光/近接センサが急成長している。2012年に5億5510万ドルの売り上げが2013年は41%増の7億8220万ドルに達するだろうとIHSグローバル(旧アイサプライ)は見る(図1)。2017年までにCAGR(年平均成長率)19%という見通しで、この年には13億ドルに到達すると予測する。

図1 光センサ市場の予測 出典:IHS

図1 光センサ市場の予測 出典:IHS


光/近接センサをけん引するのはSamsungとAppleのスマートフォンとタブレット。Appleのセンサ購入額は、2012年に54%増加したが、Samsungのそれは90%増だったという。AppleはiPhone4でRGBセンサと近接センサを導入したが、SamsungはAppleよりもずっと大量にセンサを使っている。もちろん、スマホやタブレットだけではなく、テレビやノートパソコンなどの民生機器や情報機器、ホームオートメーション、医療機器、一般照明、カーナビディスプレイや雨センサなどのカーエレクトロニクスにも使われていく。

ここで述べている光および近接センサにはおよそ3種類ある。一つはスマホやタブレットのスクリーンに入る周辺の光を検出するALS(ambient light sensor)で、スクリーンの明るさを周囲の光に応じて変え、電池寿命を伸ばす目的に使われる。二つ目はRGBセンサ。R、G、Bの光の波長によって色温度を測り、スクリーンのホワイトバランスを補正するために使う。最後の近接センサは、通話を終えるとスクリーンを点灯させるためのセンサ。通話中は電池を長持ちさせるためにスクリーンをオフしておく。

これらのセンサのトレンドとして、ミッドレンジからハイエンドのスマホではALSセンサからRGBセンサへとシフトしているという。また、近接センサはこれからのスマホやタブレットでは、タッチではなくジェスチャーを検出するセンサとして成長していく。SamsungはすでにGalaxy S4にジェスチャー機能を使っており、この先もジェスチャー用の近接センサは伸びるとみている。2017年までのCAGRは44%と極めて高い。

また、いくつかのセンサを一つのパッケージに収めた「コンボセンサ」も多い。SamsungはRGBと近接、さらに赤外線と3つのセンサを1パッケージに収めたコンボセンサをGalaxy SIIIやGalaxy Note 2に搭載している。ただ、RGBセンサ単独で使う用途も多く、フレキシブルに対応する。例えば、Galaxy S4にはジェスチャー用センサとのコンボがないため、単独のRGBセンサを搭載している。RGBセンサを使った信号処理ICとジェスチャーセンサをMaxim IntegratedがGalaxy S4向けに提供しているが、シャープはこの9月にジェスチャー機能を持つコンボICを生産するだろうという。

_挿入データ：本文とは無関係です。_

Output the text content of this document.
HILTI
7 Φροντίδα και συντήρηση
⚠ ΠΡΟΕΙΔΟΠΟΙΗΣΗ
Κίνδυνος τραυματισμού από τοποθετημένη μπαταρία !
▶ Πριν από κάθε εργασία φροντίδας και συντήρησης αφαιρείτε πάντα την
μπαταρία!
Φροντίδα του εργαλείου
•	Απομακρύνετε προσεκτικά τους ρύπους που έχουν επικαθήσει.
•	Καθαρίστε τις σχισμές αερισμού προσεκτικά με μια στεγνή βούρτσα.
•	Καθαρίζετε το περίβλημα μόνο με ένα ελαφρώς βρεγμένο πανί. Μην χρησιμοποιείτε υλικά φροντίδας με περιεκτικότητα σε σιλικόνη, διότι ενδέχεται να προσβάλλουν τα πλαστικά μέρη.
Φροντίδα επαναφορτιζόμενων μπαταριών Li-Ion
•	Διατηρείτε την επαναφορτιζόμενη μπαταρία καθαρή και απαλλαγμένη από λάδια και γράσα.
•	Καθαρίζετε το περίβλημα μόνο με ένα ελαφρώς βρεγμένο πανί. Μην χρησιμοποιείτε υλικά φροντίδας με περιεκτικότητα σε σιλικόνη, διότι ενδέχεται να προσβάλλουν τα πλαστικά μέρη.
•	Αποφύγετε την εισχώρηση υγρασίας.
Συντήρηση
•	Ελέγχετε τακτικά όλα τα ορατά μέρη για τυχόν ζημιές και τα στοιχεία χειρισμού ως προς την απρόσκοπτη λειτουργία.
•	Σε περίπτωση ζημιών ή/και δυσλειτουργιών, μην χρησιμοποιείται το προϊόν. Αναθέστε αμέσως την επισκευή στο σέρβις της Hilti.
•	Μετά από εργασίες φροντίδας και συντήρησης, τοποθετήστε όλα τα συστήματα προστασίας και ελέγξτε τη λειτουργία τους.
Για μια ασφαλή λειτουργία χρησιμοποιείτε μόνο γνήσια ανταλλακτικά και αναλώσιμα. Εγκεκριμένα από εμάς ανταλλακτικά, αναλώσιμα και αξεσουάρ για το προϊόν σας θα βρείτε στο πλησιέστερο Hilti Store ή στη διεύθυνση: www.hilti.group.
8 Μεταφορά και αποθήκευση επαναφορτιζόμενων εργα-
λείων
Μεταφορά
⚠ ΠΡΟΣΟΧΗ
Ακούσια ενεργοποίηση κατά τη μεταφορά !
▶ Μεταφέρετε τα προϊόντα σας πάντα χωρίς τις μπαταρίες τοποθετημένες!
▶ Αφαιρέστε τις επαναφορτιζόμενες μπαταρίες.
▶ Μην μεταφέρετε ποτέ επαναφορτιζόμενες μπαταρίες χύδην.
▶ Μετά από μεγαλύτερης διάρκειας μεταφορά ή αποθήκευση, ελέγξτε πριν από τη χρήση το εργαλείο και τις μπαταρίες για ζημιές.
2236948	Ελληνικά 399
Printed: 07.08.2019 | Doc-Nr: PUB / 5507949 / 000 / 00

光/近接センサを供給するトップサプライヤはオーストリアのams(旧オーストリアマイクロシステムズ社)だ。同社は米テキサス州のTaos社を買収したことでこの地位を得た。Appleに納入している。次が台湾のCapella Microsystems社で、ここはSamsungに納入している。さらにカリフォルニアのAvago、日本のシャープがセンサを供給する。トップ2社が光センサ市場の過半数のシェアをとっているとIHSは見ている。